Повыше родственников мерцало в дорогом багете живописное полотно, изображавшее завод. «Механический завод сельскохозяйственных орудий и машин». Дым над трубой. Облака пара, поднимающиеся над котельной. Это его, Моисея Кернера, сына бедного бадхана, распорядителя на убогих еврейских свадьбах, завод. Триста рабочих! Цеха, контора, театр, небольшое ремесленное училище, больница на двенадцать коек с фельдшером. Завод требовал верного решения.

– Хорошо, – ответил Кернер. – Я внесу залог… Но надеюсь, что этот мой жест не останется недооцененным. – И он пристально посмотрел на гостей.

Едва Антони и Семенюта ушли, в кабинет вошла супруга заводчика:

– Я все слышала, Моисей. Это бандиты!

– Тебе, Фира, надо быть во главе полиции.

– Я уверена, именно они убили нашего пристава.

– «Нашего»… Ты права, Фира! Он был наш уже хотя бы потому, что взяток с меня получил куда больше, чем этот залог за их арестанта.
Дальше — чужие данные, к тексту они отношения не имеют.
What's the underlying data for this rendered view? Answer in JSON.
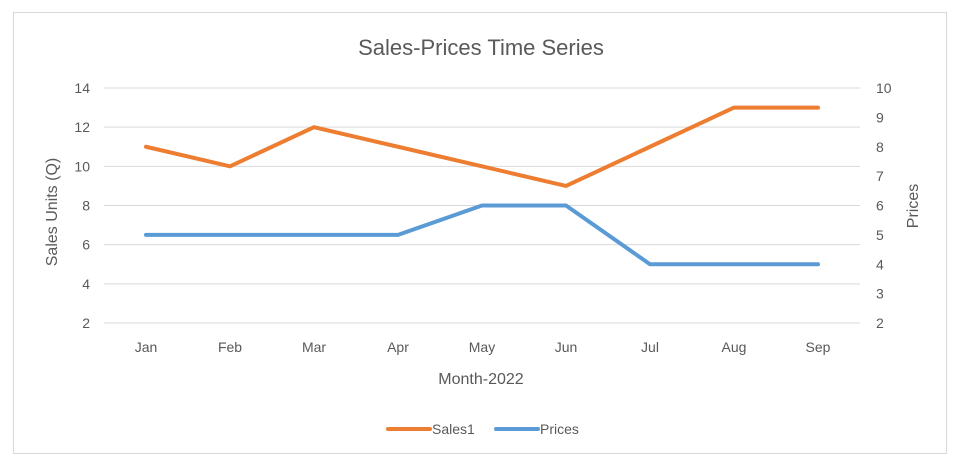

– А этот… итальянец, или кто он… Антони. Ты взял его в театр. Но я всегда тебе говорила: он очень опасный человек.

– Сейчас все опасны. Надо потерпеть, Фира. Люди меняются, когда меняется время.

– Надо уезжать, Моисей… Надо ехать!

Дымил завод на картине. Красивый завод. Его писал мастер из Киева, художник с дипломом академии. Взял хорошие деньги.